Friday, October 29, 2010
The village of Bibury, which lies 22 miles southwest of Cheltenham, is about as idyllic as English villages get. There's Arlington Row. A row of weavers cottages built from the local stone. The Bibury Trout Farm on the River Coln. And, nestled into the woods stands one of the prettiest hotels I've ever seen. The Bibury Court Hotel. This former monastery was built in the 16th century, but fell into disrepair before being bought for a family home in the 1920s and converted into a hotel in 1968.
Like most old English hotels it felt cold and aloof. However, the brasserie, a conservatory built in 1998 is another story. The all glass building is cozy and warm. With picturesque views of the garden. Two types of bread were presented to us, however only one of them stuck in my mind. The Guinness bread. It was tremendous. The roasted barley that came through on my palate was staggering. I felt like an Irish goat herder leaning into a hearty meal in my thatched roof cottage on the Dingle Peninsula.
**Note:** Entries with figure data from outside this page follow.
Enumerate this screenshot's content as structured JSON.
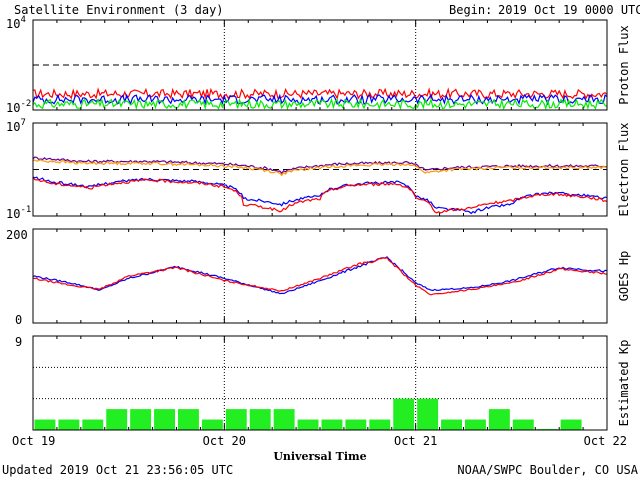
{
  "header": {
    "title": "Satellite Environment (3 day)",
    "begin_label": "Begin:",
    "begin_value": "2019 Oct 19 0000 UTC"
  },
  "footer": {
    "updated": "Updated 2019 Oct 21 23:56:05 UTC",
    "source": "NOAA/SWPC Boulder, CO USA"
  },
  "colors": {
    "red": "#ff0000",
    "blue": "#0000ff",
    "green": "#00ee00",
    "orange": "#ff9900",
    "purple": "#660099",
    "bar": "#22ee22"
  },
  "chart_data": {
    "type": "multi-panel",
    "xlabel": "Universal Time",
    "x_ticks": [
      "Oct 19",
      "Oct 20",
      "Oct 21",
      "Oct 22"
    ],
    "x_range_days": [
      0,
      3
    ],
    "panels": [
      {
        "type": "line",
        "ylabel": "Proton Flux",
        "yscale": "log",
        "ylim_exp": [
          -2,
          4
        ],
        "ytick_labels": [
          {
            "base": "10",
            "exp": "4"
          },
          {
            "base": "10",
            "exp": "-2"
          }
        ],
        "threshold": 10,
        "series": [
          {
            "color": "red",
            "level": 0.12
          },
          {
            "color": "blue",
            "level": 0.05
          },
          {
            "color": "green",
            "level": 0.025
          }
        ]
      },
      {
        "type": "line",
        "ylabel": "Electron Flux",
        "yscale": "log",
        "ylim_exp": [
          -1,
          7
        ],
        "ytick_labels": [
          {
            "base": "10",
            "exp": "7"
          },
          {
            "base": "10",
            "exp": "-1"
          }
        ],
        "threshold": 1000,
        "series": [
          {
            "color": "purple",
            "x": [
              0,
              0.25,
              0.6,
              1.0,
              1.3,
              1.6,
              1.95,
              2.05,
              2.2,
              2.5,
              3.0
            ],
            "y": [
              10000,
              5000,
              5000,
              3000,
              600,
              3000,
              4000,
              800,
              1500,
              2000,
              2000
            ]
          },
          {
            "color": "orange",
            "x": [
              0,
              0.25,
              0.6,
              1.0,
              1.3,
              1.6,
              1.95,
              2.05,
              2.2,
              2.5,
              3.0
            ],
            "y": [
              6000,
              3500,
              3500,
              2000,
              400,
              2000,
              3000,
              500,
              1000,
              1500,
              1500
            ]
          },
          {
            "color": "blue",
            "x": [
              0,
              0.1,
              0.3,
              0.6,
              0.9,
              1.1,
              1.3,
              1.5,
              1.7,
              1.9,
              2.0,
              2.1,
              2.3,
              2.5,
              2.7,
              3.0
            ],
            "y": [
              200,
              80,
              30,
              150,
              80,
              3,
              1,
              5,
              60,
              80,
              5,
              0.5,
              0.2,
              1,
              10,
              3
            ]
          },
          {
            "color": "red",
            "x": [
              0,
              0.1,
              0.3,
              0.6,
              0.9,
              1.1,
              1.3,
              1.5,
              1.7,
              1.9,
              2.0,
              2.1,
              2.3,
              2.5,
              2.7,
              3.0
            ],
            "y": [
              150,
              60,
              25,
              120,
              60,
              1,
              0.2,
              3,
              50,
              60,
              3,
              0.2,
              0.5,
              2,
              8,
              2
            ]
          }
        ]
      },
      {
        "type": "line",
        "ylabel": "GOES Hp",
        "yscale": "linear",
        "ylim": [
          0,
          200
        ],
        "ytick_labels": [
          "200",
          "0"
        ],
        "series": [
          {
            "color": "blue",
            "x": [
              0,
              0.2,
              0.35,
              0.5,
              0.75,
              1.0,
              1.3,
              1.5,
              1.7,
              1.85,
              2.0,
              2.08,
              2.3,
              2.5,
              2.75,
              3.0
            ],
            "y": [
              100,
              85,
              70,
              95,
              120,
              95,
              62,
              90,
              120,
              140,
              85,
              70,
              75,
              90,
              118,
              110
            ]
          },
          {
            "color": "red",
            "x": [
              0,
              0.2,
              0.35,
              0.5,
              0.75,
              1.0,
              1.3,
              1.5,
              1.7,
              1.85,
              2.0,
              2.08,
              2.3,
              2.5,
              2.75,
              3.0
            ],
            "y": [
              95,
              80,
              72,
              100,
              118,
              90,
              68,
              95,
              125,
              138,
              80,
              60,
              72,
              85,
              115,
              105
            ]
          }
        ]
      },
      {
        "type": "bar",
        "ylabel": "Estimated Kp",
        "ylim": [
          0,
          9
        ],
        "ytick_labels": [
          "9"
        ],
        "bar_width_hours": 3,
        "values": [
          1,
          1,
          1,
          2,
          2,
          2,
          2,
          1,
          2,
          2,
          2,
          1,
          1,
          1,
          1,
          3,
          3,
          1,
          1,
          2,
          1,
          0.1,
          1,
          0
        ]
      }
    ]
  }
}
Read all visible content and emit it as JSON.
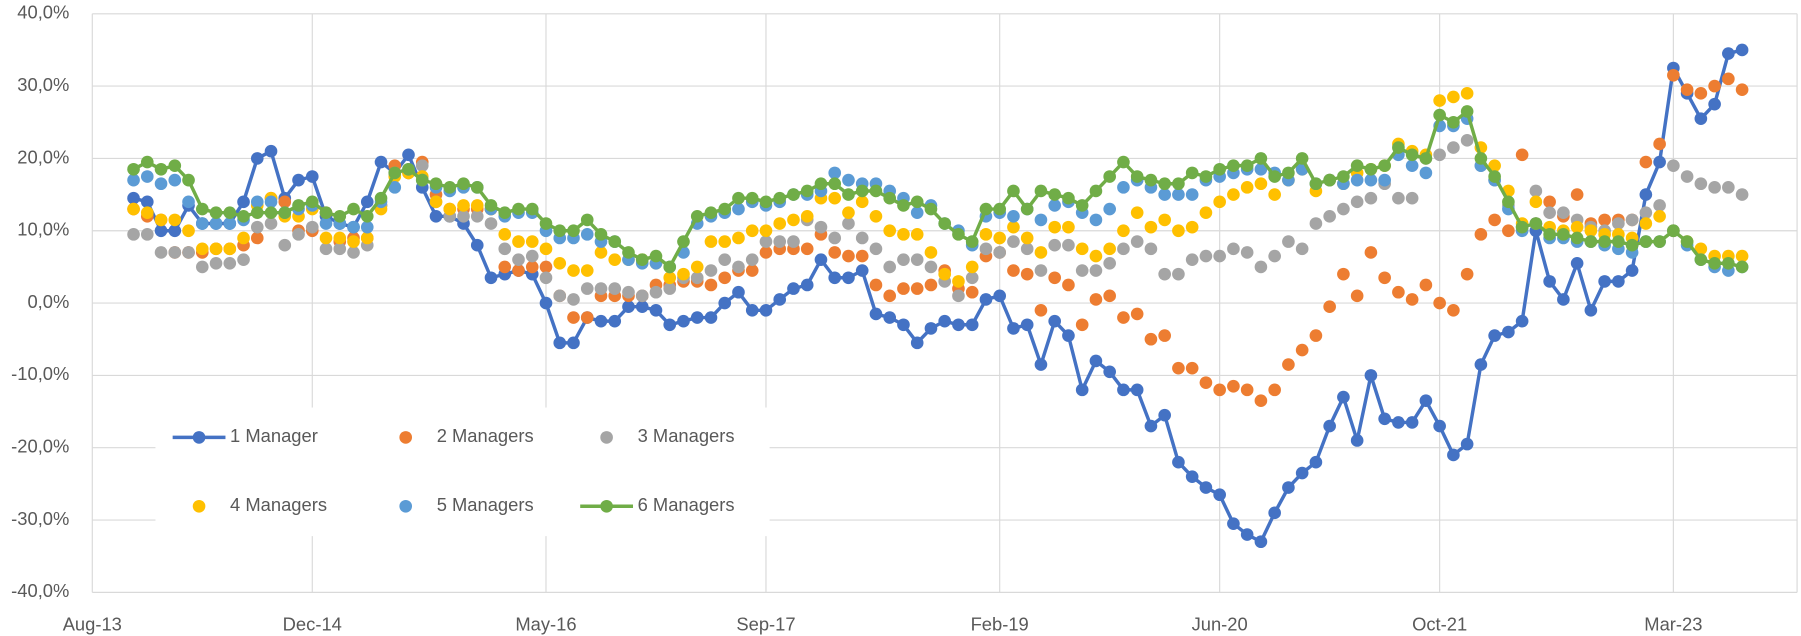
{
  "chart_data": {
    "type": "line",
    "x": [
      "2013-11",
      "2013-12",
      "2014-01",
      "2014-02",
      "2014-03",
      "2014-04",
      "2014-05",
      "2014-06",
      "2014-07",
      "2014-08",
      "2014-09",
      "2014-10",
      "2014-11",
      "2014-12",
      "2015-01",
      "2015-02",
      "2015-03",
      "2015-04",
      "2015-05",
      "2015-06",
      "2015-07",
      "2015-08",
      "2015-09",
      "2015-10",
      "2015-11",
      "2015-12",
      "2016-01",
      "2016-02",
      "2016-03",
      "2016-04",
      "2016-05",
      "2016-06",
      "2016-07",
      "2016-08",
      "2016-09",
      "2016-10",
      "2016-11",
      "2016-12",
      "2017-01",
      "2017-02",
      "2017-03",
      "2017-04",
      "2017-05",
      "2017-06",
      "2017-07",
      "2017-08",
      "2017-09",
      "2017-10",
      "2017-11",
      "2017-12",
      "2018-01",
      "2018-02",
      "2018-03",
      "2018-04",
      "2018-05",
      "2018-06",
      "2018-07",
      "2018-08",
      "2018-09",
      "2018-10",
      "2018-11",
      "2018-12",
      "2019-01",
      "2019-02",
      "2019-03",
      "2019-04",
      "2019-05",
      "2019-06",
      "2019-07",
      "2019-08",
      "2019-09",
      "2019-10",
      "2019-11",
      "2019-12",
      "2020-01",
      "2020-02",
      "2020-03",
      "2020-04",
      "2020-05",
      "2020-06",
      "2020-07",
      "2020-08",
      "2020-09",
      "2020-10",
      "2020-11",
      "2020-12",
      "2021-01",
      "2021-02",
      "2021-03",
      "2021-04",
      "2021-05",
      "2021-06",
      "2021-07",
      "2021-08",
      "2021-09",
      "2021-10",
      "2021-11",
      "2021-12",
      "2022-01",
      "2022-02",
      "2022-03",
      "2022-04",
      "2022-05",
      "2022-06",
      "2022-07",
      "2022-08",
      "2022-09",
      "2022-10",
      "2022-11",
      "2022-12",
      "2023-01",
      "2023-02",
      "2023-03",
      "2023-04",
      "2023-05",
      "2023-06",
      "2023-07",
      "2023-08"
    ],
    "xlim": [
      "2013-08",
      "2023-12"
    ],
    "xticks": [
      {
        "value": "2013-08",
        "label": "Aug-13"
      },
      {
        "value": "2014-12",
        "label": "Dec-14"
      },
      {
        "value": "2016-05",
        "label": "May-16"
      },
      {
        "value": "2017-09",
        "label": "Sep-17"
      },
      {
        "value": "2019-02",
        "label": "Feb-19"
      },
      {
        "value": "2020-06",
        "label": "Jun-20"
      },
      {
        "value": "2021-10",
        "label": "Oct-21"
      },
      {
        "value": "2023-03",
        "label": "Mar-23"
      }
    ],
    "ylim": [
      -40,
      40
    ],
    "yticks": [
      {
        "value": -40,
        "label": "-40,0%"
      },
      {
        "value": -30,
        "label": "-30,0%"
      },
      {
        "value": -20,
        "label": "-20,0%"
      },
      {
        "value": -10,
        "label": "-10,0%"
      },
      {
        "value": 0,
        "label": "0,0%"
      },
      {
        "value": 10,
        "label": "10,0%"
      },
      {
        "value": 20,
        "label": "20,0%"
      },
      {
        "value": 30,
        "label": "30,0%"
      },
      {
        "value": 40,
        "label": "40,0%"
      }
    ],
    "grid": true,
    "legend": "lower left",
    "series": [
      {
        "name": "1 Manager",
        "color": "#4472c4",
        "line": true,
        "values": [
          14.5,
          14,
          10,
          10,
          13.5,
          11,
          11,
          11,
          14,
          20,
          21,
          14.5,
          17,
          17.5,
          12,
          11,
          10.5,
          14,
          19.5,
          18,
          20.5,
          16,
          12,
          12,
          11,
          8,
          3.5,
          4,
          4.5,
          4,
          0,
          -5.5,
          -5.5,
          -2,
          -2.5,
          -2.5,
          -0.5,
          -0.5,
          -1,
          -3,
          -2.5,
          -2,
          -2,
          0,
          1.5,
          -1,
          -1,
          0.5,
          2,
          2.5,
          6,
          3.5,
          3.5,
          4.5,
          -1.5,
          -2,
          -3,
          -5.5,
          -3.5,
          -2.5,
          -3,
          -3,
          0.5,
          1,
          -3.5,
          -3,
          -8.5,
          -2.5,
          -4.5,
          -12,
          -8,
          -9.5,
          -12,
          -12,
          -17,
          -15.5,
          -22,
          -24,
          -25.5,
          -26.5,
          -30.5,
          -32,
          -33,
          -29,
          -25.5,
          -23.5,
          -22,
          -17,
          -13,
          -19,
          -10,
          -16,
          -16.5,
          -16.5,
          -13.5,
          -17,
          -21,
          -19.5,
          -8.5,
          -4.5,
          -4,
          -2.5,
          10,
          3,
          0.5,
          5.5,
          -1,
          3,
          3,
          4.5,
          15,
          19.5,
          32.5,
          29,
          25.5,
          27.5,
          34.5,
          35
        ]
      },
      {
        "name": "2 Managers",
        "color": "#ed7d31",
        "line": false,
        "values": [
          13,
          12,
          11.5,
          7,
          7,
          7,
          7.5,
          7.5,
          8,
          9,
          14.5,
          14,
          10,
          10,
          12.5,
          8.5,
          9,
          9,
          13.5,
          19,
          18,
          19.5,
          15,
          13,
          13,
          13,
          13,
          5,
          4.5,
          5,
          5,
          1,
          -2,
          -2,
          1,
          1,
          1,
          1,
          2.5,
          2.5,
          3,
          3,
          2.5,
          3.5,
          4.5,
          4.5,
          7,
          7.5,
          7.5,
          7.5,
          9.5,
          7,
          6.5,
          6.5,
          2.5,
          1,
          2,
          2,
          2.5,
          4.5,
          2,
          1.5,
          6.5,
          7,
          4.5,
          4,
          -1,
          3.5,
          2.5,
          -3,
          0.5,
          1,
          -2,
          -1.5,
          -5,
          -4.5,
          -9,
          -9,
          -11,
          -12,
          -11.5,
          -12,
          -13.5,
          -12,
          -8.5,
          -6.5,
          -4.5,
          -0.5,
          4,
          1,
          7,
          3.5,
          1.5,
          0.5,
          2.5,
          0,
          -1,
          4,
          9.5,
          11.5,
          10,
          20.5,
          11,
          14,
          12,
          15,
          11,
          11.5,
          11.5,
          11.5,
          19.5,
          22,
          31.5,
          29.5,
          29,
          30,
          31,
          29.5
        ]
      },
      {
        "name": "3 Managers",
        "color": "#a5a5a5",
        "line": false,
        "values": [
          9.5,
          9.5,
          7,
          7,
          7,
          5,
          5.5,
          5.5,
          6,
          10.5,
          11,
          8,
          9.5,
          10.5,
          7.5,
          7.5,
          7,
          8,
          13.5,
          18,
          18,
          19,
          14,
          12,
          12,
          12,
          11,
          7.5,
          6,
          6.5,
          3.5,
          1,
          0.5,
          2,
          2,
          2,
          1.5,
          1,
          1.5,
          2,
          3.5,
          3.5,
          4.5,
          6,
          5,
          6,
          8.5,
          8.5,
          8.5,
          11.5,
          10.5,
          9,
          11,
          9,
          7.5,
          5,
          6,
          6,
          5,
          3,
          1,
          3.5,
          7.5,
          7,
          8.5,
          7.5,
          4.5,
          8,
          8,
          4.5,
          4.5,
          5.5,
          7.5,
          8.5,
          7.5,
          4,
          4,
          6,
          6.5,
          6.5,
          7.5,
          7,
          5,
          6.5,
          8.5,
          7.5,
          11,
          12,
          13,
          14,
          14.5,
          16.5,
          14.5,
          14.5,
          20,
          20.5,
          21.5,
          22.5,
          19,
          17,
          13.5,
          10.5,
          15.5,
          12.5,
          12.5,
          11.5,
          10.5,
          10,
          11,
          11.5,
          12.5,
          13.5,
          19,
          17.5,
          16.5,
          16,
          16,
          15
        ]
      },
      {
        "name": "4 Managers",
        "color": "#ffc000",
        "line": false,
        "values": [
          13,
          12.5,
          11.5,
          11.5,
          10,
          7.5,
          7.5,
          7.5,
          9,
          13.5,
          14.5,
          12,
          12,
          13,
          9,
          9,
          8.5,
          9,
          13,
          17.5,
          18,
          17.5,
          14,
          13,
          13.5,
          13.5,
          13,
          9.5,
          8.5,
          8.5,
          7.5,
          5.5,
          4.5,
          4.5,
          7,
          6,
          6,
          6,
          5.5,
          3.5,
          4,
          5,
          8.5,
          8.5,
          9,
          10,
          10,
          11,
          11.5,
          12,
          14.5,
          14.5,
          12.5,
          14,
          12,
          10,
          9.5,
          9.5,
          7,
          4,
          3,
          5,
          9.5,
          9,
          10.5,
          9,
          7,
          10.5,
          10.5,
          7.5,
          6.5,
          7.5,
          10,
          12.5,
          10.5,
          11.5,
          10,
          10.5,
          12.5,
          14,
          15,
          16,
          16.5,
          15,
          17,
          18.5,
          15.5,
          17,
          16.5,
          18,
          18.5,
          19,
          22,
          21,
          20.5,
          28,
          28.5,
          29,
          21.5,
          19,
          15.5,
          11,
          14,
          10.5,
          10,
          10.5,
          10,
          9.5,
          9.5,
          9,
          11,
          12,
          10,
          8.5,
          7.5,
          6.5,
          6.5,
          6.5
        ]
      },
      {
        "name": "5 Managers",
        "color": "#5b9bd5",
        "line": false,
        "values": [
          17,
          17.5,
          16.5,
          17,
          14,
          11,
          11,
          11,
          11.5,
          14,
          14,
          12.5,
          13,
          13.5,
          11,
          11,
          10.5,
          10.5,
          14,
          16,
          18.5,
          17,
          16,
          15.5,
          16,
          16,
          13,
          12,
          12.5,
          12.5,
          10,
          9,
          9,
          9.5,
          8.5,
          8.5,
          6,
          5.5,
          5.5,
          5,
          7,
          11,
          12,
          12.5,
          13,
          14,
          13.5,
          14,
          15,
          15,
          15.5,
          18,
          17,
          16.5,
          16.5,
          15.5,
          14.5,
          12.5,
          13.5,
          11,
          10,
          8,
          12,
          12.5,
          12,
          13,
          11.5,
          13.5,
          14,
          12.5,
          11.5,
          13,
          16,
          17,
          16,
          15,
          15,
          15,
          17,
          17.5,
          18,
          18.5,
          18.5,
          18,
          17,
          18.5,
          16.5,
          17,
          16.5,
          17,
          17,
          17,
          20.5,
          19,
          18,
          24.5,
          24.5,
          25.5,
          19,
          17,
          13,
          10,
          11,
          9,
          9,
          8.5,
          8.5,
          8,
          7.5,
          7,
          8.5,
          8.5,
          10,
          8,
          6,
          5,
          4.5,
          5
        ]
      },
      {
        "name": "6 Managers",
        "color": "#70ad47",
        "line": true,
        "values": [
          18.5,
          19.5,
          18.5,
          19,
          17,
          13,
          12.5,
          12.5,
          12,
          12.5,
          12.5,
          12.5,
          13.5,
          14,
          12.5,
          12,
          13,
          12,
          14.5,
          18,
          18.5,
          17,
          16.5,
          16,
          16.5,
          16,
          13.5,
          12.5,
          13,
          13,
          11,
          10,
          10,
          11.5,
          9.5,
          8.5,
          7,
          6,
          6.5,
          5,
          8.5,
          12,
          12.5,
          13,
          14.5,
          14.5,
          14,
          14.5,
          15,
          15.5,
          16.5,
          16.5,
          15,
          15.5,
          15.5,
          14.5,
          13.5,
          14,
          13,
          11,
          9.5,
          8.5,
          13,
          13,
          15.5,
          13,
          15.5,
          15,
          14.5,
          13.5,
          15.5,
          17.5,
          19.5,
          17.5,
          17,
          16.5,
          16.5,
          18,
          17.5,
          18.5,
          19,
          19,
          20,
          17.5,
          18,
          20,
          16.5,
          17,
          17.5,
          19,
          18.5,
          19,
          21.5,
          20.5,
          20,
          26,
          25,
          26.5,
          20,
          17.5,
          14,
          10.5,
          11,
          9.5,
          9.5,
          9,
          8.5,
          8.5,
          8.5,
          8,
          8.5,
          8.5,
          10,
          8.5,
          6,
          5.5,
          5.5,
          5
        ]
      }
    ]
  }
}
And it only got better as the meal wore on. Our Salmon and Herb Fishcake with Pea Puree and a Poached Egg was an amorous starter. However, my main was something I still think about often. Bacon has become this thinly cut piece of fatty, sad meat. Not at the Bibury Court Hotel. My Pan Fried Calves Liver with Real Bacon, Mashed Potatoes and Caramelised Onion Sauce was the real deal. Monolithic in both size and taste. The Bacon must have been at least 18 inches long. It was a meal in itself. The entire dish was extremely well done. Caution, do not attempt to try this if you have high cholesterol, or heart trouble. If I had to guess I would say this was probably one of the most calorie laden meals I've ever had. But well worth it.
My wife, however, was not quite so daring to her waistline. Her Braised Shoulder of Lleyn Lamb, with Champ Potatoes, Green Beans, Glazed Carrots, Tomato and Rosemary was tasty, but I wouldn't go out of my way to have it again. It had the look of a shiny, posh school lunch meal, or a mid-week suburban family dinner. It gave me the creeps. Reruns of The Andy Griffith Show popped into my head and suddenly I was dining with Opie, Andy and Aunt Bea. Barnie was in the kitchen rustling up some more Guinness bread.